On Thursday, November 19th, British Columbia’s health officials – Dr. Bonnie Henry, Provincial Health Officer, alongside Adrian Dix, Minister of Health – announced new (and extended) orders in effort to curb the COVID-19 pandemic in our province. It was a lot of information to take it at once, nonetheless, so below we break down what some of these orders mean for British Columbians.

PROVINCE-WIDE RESTRICTIONS

Prior to Thursday’s announcements, many of the restrictions were limited to the Fraser Health and Vancouver Coastal Health regions where they were asked to significantly reduce their social interactions as well as travel. However, these restrictions are now Province-wide and will remain in effect until midnight on December 7th (with the possibility of being extended.)

SOCIAL RESTRICTIONS

It is ordered that British Columbians cannot have social gatherings of any size with anyone other than those already in their immediate household. This means that you should not invite any friends or extended family to your household – including hosting outdoor gatherings, meeting friends for coffee, as well as not having playdates for children. If you live alone, your core bubble can consist of no more than two people. They must be the same two people every time and should be people that you already regularly interacted with in-person prior to the pandemic.

WORKPLACES

Employers must ensure their workplaces review and keep up-to-date their COVID-19 Safety Plan. All employers must post their Safety Plan in the office, as well as post a copy of it on their website (if a website is available.) Employers must also ensure that all of their employees are conducting daily health checks before going to the office. If an employee has any symptoms of COVID-19, whether it’s cough, sore throat, or runny nose, they must stay home no matter how mild those symptoms. Physical distancing must be maintained in offices at all times, in all spaces.

Employers must also make working from home a possibility for their employees. Where there are employees already working from home, employers must immediately suspend their efforts to have those employees return to the office and allow their remote work to continue until at least the new year. “This will be reviewed early in January,” tweeted Health Minister Adrian Dix.

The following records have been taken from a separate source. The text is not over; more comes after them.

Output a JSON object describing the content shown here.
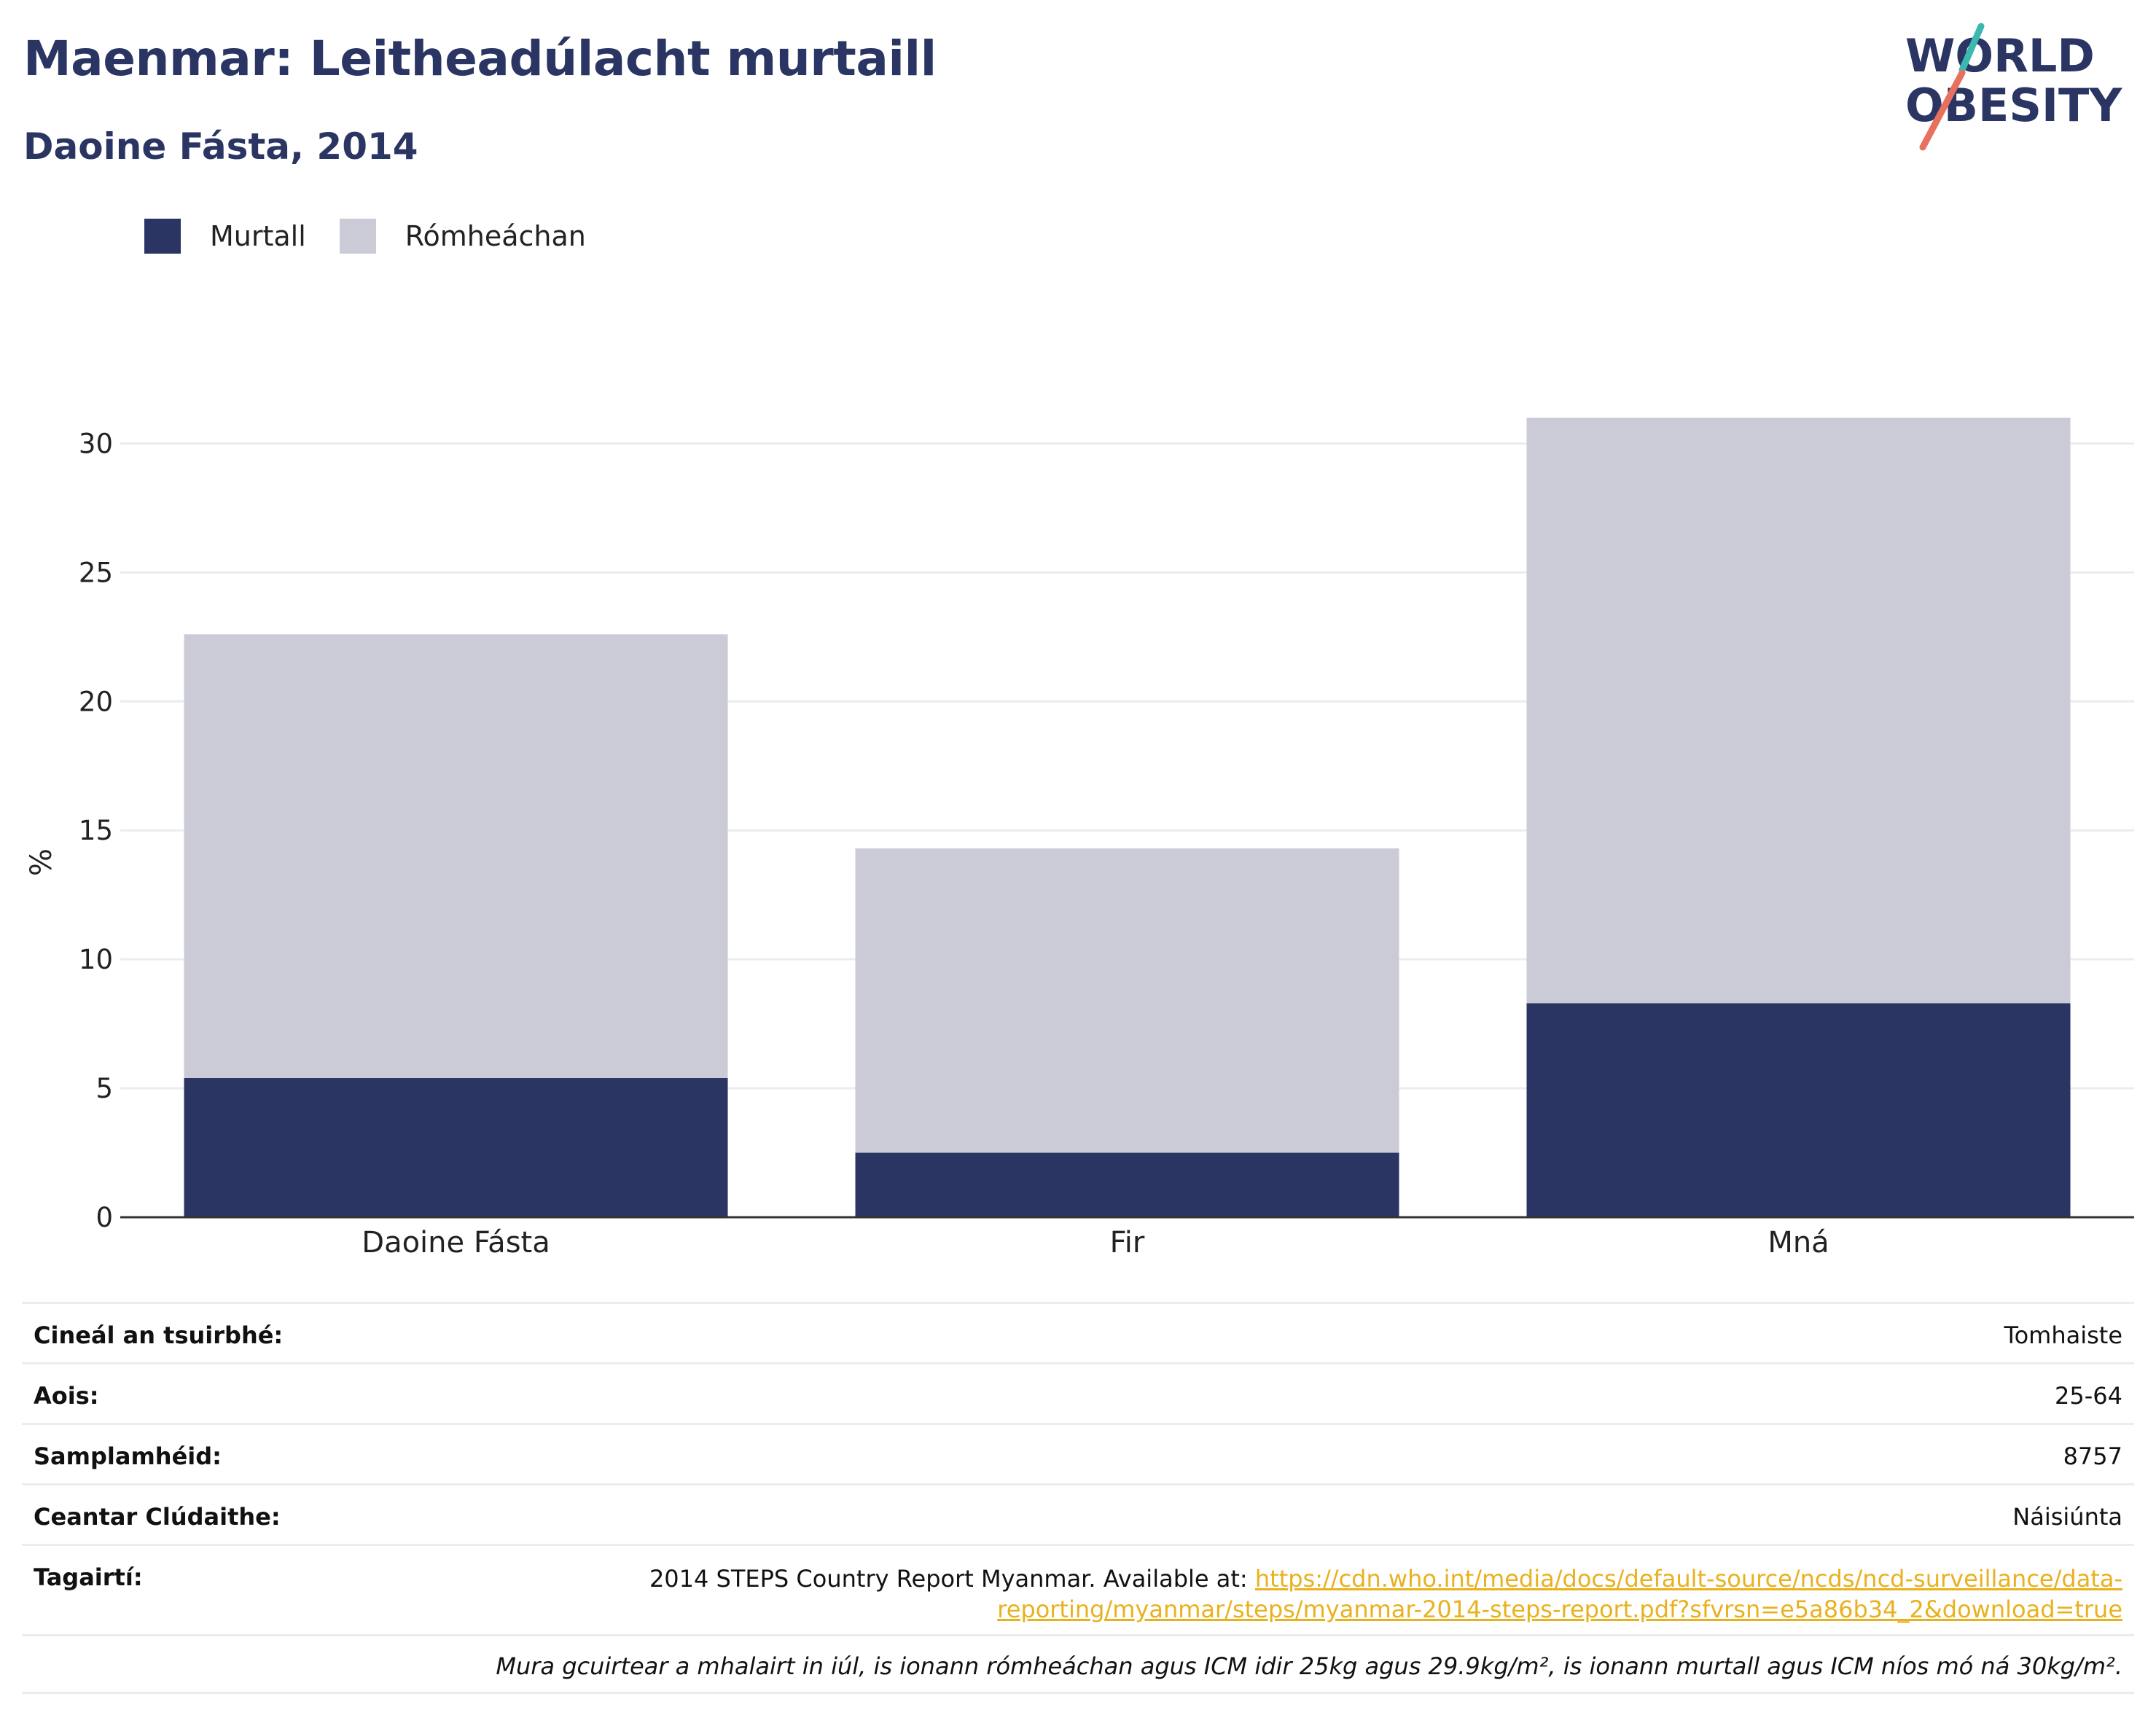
{
  "header": {
    "title": "Maenmar: Leitheadúlacht murtaill",
    "subtitle": "Daoine Fásta, 2014"
  },
  "logo": {
    "line1": "WORLD",
    "line2": "OBESITY",
    "icon": "world-obesity-logo"
  },
  "legend": [
    {
      "label": "Murtall",
      "color": "#2a3563"
    },
    {
      "label": "Rómheáchan",
      "color": "#cacbd6"
    }
  ],
  "chart_data": {
    "type": "bar",
    "stacked": true,
    "categories": [
      "Daoine Fásta",
      "Fir",
      "Mná"
    ],
    "series": [
      {
        "name": "Murtall",
        "values": [
          5.4,
          2.5,
          8.3
        ],
        "color": "#2a3563"
      },
      {
        "name": "Rómheáchan",
        "values": [
          17.2,
          11.8,
          22.7
        ],
        "color": "#cacbd6"
      }
    ],
    "ylabel": "%",
    "xlabel": "",
    "ylim": [
      0,
      32.5
    ],
    "yticks": [
      0,
      5,
      10,
      15,
      20,
      25,
      30
    ],
    "grid": true,
    "legend_position": "top-left"
  },
  "info": {
    "survey_type_label": "Cineál an tsuirbhé:",
    "survey_type_value": "Tomhaiste",
    "age_label": "Aois:",
    "age_value": "25-64",
    "sample_label": "Samplamhéid:",
    "sample_value": "8757",
    "coverage_label": "Ceantar Clúdaithe:",
    "coverage_value": "Náisiúnta",
    "references_label": "Tagairtí:",
    "references_text": "2014 STEPS Country Report Myanmar. Available at: ",
    "references_link_part1": "https://cdn.who.int/media/docs/default-source/ncds/ncd-surveillance/data-",
    "references_link_part2": "reporting/myanmar/steps/myanmar-2014-steps-report.pdf?sfvrsn=e5a86b34_2&download=true",
    "note": "Mura gcuirtear a mhalairt in iúl, is ionann rómheáchan agus ICM idir 25kg agus 29.9kg/m², is ionann murtall agus ICM níos mó ná 30kg/m²."
  }
}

WorkSafe BC will also be increasing their inspections of workplaces. Any workplace found to be non-compliant of any of the orders set forth could be subjected to fines or ordered to close.

TRAVEL

All non-essential travel is to be avoided. This includes travel to and from regions within B.C., as well as travel in and out of the province. This means that you should not travel to go on vacation anywhere, nor should you travel to visit any friends or family outside of your immediate household. For example, as Dr. Bonnie Henry stated during her briefing, if you live in Victoria you should not be going to Tofino – and if you live in Vancouver, you should not be going to Whistler. As for what counts as travel that is considered essential, this would include regular travel for work (as long as it is within your region), as well as if you need to travel to and from medical appointments or if you have to go to the hospital. This type of essential travel is allowed.

FACE MASKS

Masks are now mandatory for everyone in all public indoor settings and workplaces (except for those who are exempt for medical reasons (including psychological), or are under the age of 12.) Examples of indoor public settings where masks are mandatory include malls/shopping centres, grocery stores, coffee shops, libraries, drug stores, clothing stores, liquor stores, community centres, recreation centres, restaurants and bars, and anywhere that is deemed a public place.

When it comes to wearing masks in workplaces, all employers must enforce the mandatory mask policy with both their employees as well as their customers. If you are sitting at your desk and are not next to anyone else, you do not have to wear a mask. However, when away from your desk and around others (for example, in hallways, stairways, breakrooms, elevators, or dealing with customers at a front counter), you are expected to wear a mask.

Remember, it’s important that everyone do their part and follow these orders to prevent the spread of COVID-19.